What sanitisation should be done to form inputs before inserting into a MySQL database?
I have just 2 user-entered inputs in my PHP web application which will be sent to a series of successive pages (both via GET and via POST), before they are eventually stored into a MySQL database.
Both are text inputs (e.g., <input type="text />"). The first is a field which should be filled by a Google maps api javascript, but which I nevertheless obviously can't trust; the second is a freely entered username field, which at the moment only has a restriction on the string length.

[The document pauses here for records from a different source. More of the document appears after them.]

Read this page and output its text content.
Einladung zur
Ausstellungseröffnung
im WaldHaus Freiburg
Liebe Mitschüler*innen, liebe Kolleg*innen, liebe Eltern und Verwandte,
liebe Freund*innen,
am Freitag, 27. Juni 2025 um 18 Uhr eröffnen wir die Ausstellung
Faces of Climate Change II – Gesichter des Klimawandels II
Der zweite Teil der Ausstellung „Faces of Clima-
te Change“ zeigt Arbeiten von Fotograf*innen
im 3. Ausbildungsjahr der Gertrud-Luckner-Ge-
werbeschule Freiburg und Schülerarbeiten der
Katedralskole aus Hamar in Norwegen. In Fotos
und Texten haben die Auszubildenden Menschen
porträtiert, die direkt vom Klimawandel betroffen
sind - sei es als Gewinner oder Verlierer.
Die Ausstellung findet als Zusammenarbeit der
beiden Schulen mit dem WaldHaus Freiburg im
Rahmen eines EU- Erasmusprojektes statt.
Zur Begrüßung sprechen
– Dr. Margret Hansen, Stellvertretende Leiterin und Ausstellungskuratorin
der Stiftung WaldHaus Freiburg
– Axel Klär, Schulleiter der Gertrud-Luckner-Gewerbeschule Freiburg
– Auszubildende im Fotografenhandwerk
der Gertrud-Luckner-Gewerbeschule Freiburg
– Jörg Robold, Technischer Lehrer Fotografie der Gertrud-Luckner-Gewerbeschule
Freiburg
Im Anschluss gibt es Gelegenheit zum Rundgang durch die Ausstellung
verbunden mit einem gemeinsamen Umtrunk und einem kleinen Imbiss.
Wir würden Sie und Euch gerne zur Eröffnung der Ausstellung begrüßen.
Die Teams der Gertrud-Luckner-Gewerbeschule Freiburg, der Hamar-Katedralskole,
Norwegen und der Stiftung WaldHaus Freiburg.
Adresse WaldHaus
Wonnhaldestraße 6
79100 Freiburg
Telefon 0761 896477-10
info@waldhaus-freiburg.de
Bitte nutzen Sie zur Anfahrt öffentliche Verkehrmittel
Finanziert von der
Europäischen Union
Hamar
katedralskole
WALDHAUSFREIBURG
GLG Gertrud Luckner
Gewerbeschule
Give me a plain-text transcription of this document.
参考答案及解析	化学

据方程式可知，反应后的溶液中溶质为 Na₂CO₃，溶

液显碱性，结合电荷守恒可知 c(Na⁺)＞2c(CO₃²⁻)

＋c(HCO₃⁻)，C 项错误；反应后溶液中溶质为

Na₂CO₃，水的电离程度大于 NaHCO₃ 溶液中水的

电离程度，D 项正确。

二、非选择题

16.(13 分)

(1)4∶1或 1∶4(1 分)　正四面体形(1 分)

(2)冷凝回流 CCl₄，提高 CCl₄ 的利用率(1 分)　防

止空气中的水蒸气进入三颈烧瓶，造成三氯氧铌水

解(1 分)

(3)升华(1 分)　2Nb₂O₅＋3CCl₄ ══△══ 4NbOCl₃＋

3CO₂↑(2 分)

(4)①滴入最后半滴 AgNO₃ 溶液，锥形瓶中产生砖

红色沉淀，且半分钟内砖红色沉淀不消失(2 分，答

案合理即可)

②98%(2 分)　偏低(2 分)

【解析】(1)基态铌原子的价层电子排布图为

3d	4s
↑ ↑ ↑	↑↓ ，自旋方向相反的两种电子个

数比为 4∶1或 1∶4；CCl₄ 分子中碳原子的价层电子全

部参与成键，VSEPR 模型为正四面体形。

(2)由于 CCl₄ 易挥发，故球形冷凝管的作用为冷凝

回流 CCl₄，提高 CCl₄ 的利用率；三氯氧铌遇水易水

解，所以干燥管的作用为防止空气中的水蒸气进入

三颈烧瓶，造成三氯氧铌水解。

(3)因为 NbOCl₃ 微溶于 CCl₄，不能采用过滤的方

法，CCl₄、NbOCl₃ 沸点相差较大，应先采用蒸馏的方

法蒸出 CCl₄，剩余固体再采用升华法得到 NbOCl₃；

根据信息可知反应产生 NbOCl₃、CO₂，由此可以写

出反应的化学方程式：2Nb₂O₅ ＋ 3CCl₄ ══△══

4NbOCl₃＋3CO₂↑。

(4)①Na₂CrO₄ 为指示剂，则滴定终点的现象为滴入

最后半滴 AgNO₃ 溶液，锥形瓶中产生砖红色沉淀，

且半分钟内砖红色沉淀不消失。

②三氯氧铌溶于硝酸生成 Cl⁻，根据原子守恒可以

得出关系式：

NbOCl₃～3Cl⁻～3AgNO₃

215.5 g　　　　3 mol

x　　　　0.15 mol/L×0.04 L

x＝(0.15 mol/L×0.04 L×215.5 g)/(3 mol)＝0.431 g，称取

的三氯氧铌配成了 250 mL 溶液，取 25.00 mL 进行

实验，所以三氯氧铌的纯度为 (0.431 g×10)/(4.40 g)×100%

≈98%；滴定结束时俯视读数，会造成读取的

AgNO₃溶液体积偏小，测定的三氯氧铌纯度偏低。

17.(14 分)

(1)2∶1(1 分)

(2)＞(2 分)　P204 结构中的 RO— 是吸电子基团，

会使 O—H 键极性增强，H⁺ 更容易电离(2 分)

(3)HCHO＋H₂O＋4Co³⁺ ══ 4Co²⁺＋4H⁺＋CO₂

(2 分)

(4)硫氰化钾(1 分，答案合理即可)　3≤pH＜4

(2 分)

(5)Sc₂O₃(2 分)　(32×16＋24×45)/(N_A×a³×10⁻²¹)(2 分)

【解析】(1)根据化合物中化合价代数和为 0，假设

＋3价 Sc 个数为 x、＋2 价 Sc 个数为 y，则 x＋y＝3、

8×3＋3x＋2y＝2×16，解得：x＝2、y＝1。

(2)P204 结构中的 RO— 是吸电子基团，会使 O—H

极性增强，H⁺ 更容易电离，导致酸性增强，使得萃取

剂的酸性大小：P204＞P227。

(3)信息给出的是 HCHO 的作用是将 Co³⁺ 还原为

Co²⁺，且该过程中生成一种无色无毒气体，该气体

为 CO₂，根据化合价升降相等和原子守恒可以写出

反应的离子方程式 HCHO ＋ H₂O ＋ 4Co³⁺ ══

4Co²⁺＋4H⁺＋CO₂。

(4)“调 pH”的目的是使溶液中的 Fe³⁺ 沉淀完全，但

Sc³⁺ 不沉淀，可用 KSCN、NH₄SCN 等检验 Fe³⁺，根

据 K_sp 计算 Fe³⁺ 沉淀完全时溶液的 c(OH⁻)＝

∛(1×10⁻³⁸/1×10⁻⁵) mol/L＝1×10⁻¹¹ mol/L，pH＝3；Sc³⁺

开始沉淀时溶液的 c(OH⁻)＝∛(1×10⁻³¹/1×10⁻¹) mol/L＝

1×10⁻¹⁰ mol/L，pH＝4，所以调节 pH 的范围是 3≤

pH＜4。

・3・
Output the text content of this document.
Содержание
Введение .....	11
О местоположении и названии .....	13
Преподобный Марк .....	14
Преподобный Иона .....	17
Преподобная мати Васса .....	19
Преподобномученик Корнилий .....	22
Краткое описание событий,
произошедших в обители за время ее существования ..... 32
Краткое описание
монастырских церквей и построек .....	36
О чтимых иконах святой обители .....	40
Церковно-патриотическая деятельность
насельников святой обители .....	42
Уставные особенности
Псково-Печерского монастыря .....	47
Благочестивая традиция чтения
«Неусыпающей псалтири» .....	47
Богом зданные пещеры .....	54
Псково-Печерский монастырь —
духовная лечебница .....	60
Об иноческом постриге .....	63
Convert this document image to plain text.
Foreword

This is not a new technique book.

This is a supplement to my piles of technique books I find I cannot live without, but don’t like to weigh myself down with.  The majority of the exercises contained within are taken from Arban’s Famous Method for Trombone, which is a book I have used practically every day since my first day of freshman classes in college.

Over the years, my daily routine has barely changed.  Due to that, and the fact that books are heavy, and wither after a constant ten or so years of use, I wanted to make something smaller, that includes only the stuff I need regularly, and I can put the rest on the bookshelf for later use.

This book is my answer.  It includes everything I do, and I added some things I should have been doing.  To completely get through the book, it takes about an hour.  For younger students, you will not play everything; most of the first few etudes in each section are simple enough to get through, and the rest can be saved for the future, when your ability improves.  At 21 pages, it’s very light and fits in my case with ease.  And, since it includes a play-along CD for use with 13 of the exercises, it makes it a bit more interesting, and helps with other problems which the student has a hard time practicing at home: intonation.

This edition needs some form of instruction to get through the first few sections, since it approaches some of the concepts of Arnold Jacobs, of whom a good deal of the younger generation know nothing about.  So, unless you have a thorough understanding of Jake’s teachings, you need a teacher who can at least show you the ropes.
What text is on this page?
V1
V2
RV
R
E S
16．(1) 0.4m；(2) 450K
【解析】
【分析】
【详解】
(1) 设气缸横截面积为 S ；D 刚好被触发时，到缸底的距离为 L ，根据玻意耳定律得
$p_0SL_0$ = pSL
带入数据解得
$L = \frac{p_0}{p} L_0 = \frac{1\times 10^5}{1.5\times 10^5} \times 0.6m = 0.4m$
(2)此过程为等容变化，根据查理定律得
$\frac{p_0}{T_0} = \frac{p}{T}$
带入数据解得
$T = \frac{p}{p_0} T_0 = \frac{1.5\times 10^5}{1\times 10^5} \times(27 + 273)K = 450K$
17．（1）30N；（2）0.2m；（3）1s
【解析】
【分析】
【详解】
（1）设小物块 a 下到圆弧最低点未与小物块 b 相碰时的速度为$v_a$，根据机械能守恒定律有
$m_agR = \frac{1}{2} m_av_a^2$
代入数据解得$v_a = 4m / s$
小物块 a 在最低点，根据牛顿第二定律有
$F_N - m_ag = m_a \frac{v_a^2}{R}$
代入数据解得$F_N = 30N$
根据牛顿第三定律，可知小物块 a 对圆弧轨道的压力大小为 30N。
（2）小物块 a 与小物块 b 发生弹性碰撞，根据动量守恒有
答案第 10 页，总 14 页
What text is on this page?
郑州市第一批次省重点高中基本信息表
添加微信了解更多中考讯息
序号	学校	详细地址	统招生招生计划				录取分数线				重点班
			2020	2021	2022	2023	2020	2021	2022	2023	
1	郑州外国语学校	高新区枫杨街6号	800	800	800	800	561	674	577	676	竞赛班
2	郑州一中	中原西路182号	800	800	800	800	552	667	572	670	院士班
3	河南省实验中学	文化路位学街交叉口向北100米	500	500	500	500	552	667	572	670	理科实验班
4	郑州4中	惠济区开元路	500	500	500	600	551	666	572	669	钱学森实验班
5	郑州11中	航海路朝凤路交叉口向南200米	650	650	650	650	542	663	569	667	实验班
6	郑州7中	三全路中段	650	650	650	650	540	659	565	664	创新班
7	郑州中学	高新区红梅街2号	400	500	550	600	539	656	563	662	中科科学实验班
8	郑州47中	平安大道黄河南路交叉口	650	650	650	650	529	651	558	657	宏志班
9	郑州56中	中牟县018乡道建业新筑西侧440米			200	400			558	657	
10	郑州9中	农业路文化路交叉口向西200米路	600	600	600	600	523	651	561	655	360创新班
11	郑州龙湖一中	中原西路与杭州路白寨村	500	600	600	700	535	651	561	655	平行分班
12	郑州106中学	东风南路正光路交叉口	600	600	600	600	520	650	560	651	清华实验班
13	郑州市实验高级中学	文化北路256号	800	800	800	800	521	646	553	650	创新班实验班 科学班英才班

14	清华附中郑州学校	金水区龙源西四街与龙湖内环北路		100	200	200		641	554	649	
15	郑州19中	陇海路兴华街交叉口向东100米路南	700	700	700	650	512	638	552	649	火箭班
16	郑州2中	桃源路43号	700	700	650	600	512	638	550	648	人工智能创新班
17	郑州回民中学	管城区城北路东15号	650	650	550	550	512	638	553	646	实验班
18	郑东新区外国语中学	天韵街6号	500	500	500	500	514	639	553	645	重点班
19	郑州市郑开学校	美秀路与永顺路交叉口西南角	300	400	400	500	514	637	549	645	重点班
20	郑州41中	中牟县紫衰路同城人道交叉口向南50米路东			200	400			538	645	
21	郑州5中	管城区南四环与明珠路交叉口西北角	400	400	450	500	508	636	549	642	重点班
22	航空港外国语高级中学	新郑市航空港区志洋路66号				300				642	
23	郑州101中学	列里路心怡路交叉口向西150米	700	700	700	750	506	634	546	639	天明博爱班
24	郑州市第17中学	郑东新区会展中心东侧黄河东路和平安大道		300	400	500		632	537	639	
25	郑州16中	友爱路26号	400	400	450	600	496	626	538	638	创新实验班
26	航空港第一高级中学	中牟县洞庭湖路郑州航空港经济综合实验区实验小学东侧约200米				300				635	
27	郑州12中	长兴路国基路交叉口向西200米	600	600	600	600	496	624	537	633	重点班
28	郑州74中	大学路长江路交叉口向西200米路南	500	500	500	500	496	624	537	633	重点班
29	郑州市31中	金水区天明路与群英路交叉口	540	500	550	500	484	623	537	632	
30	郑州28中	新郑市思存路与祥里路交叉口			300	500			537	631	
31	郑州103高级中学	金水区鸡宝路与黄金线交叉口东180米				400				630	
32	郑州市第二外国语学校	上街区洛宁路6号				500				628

What server-side checks or transformations should I perform on the values of these two fields before inserting them into the database, to prevent malicious actions, or other errors perhaps with special characters?
I am using PDO prepared statements for all my database operations, like:
$id = '1234567';
$username = 'John Smith'; //Could be weird characters like "Seán Óg Ó hAilpín"!
$Query = $db->prepare("INSERT INTO `MyTable` (`id`, `username`) VALUES (?,?)");
$Query->execute(array($id, $username));
If the values should be encoded or transformed, how should they be unencoded before displaying in HTML?
(All my other form variables are the result of choices from drop-down select menus, and I thought of validating & sanitising their values by simply exiting the receiving script if any of them was not (!===) any of the limited number of variables I am expecting. I'm hoping this 'whitelisting' method would be sufficient for those.)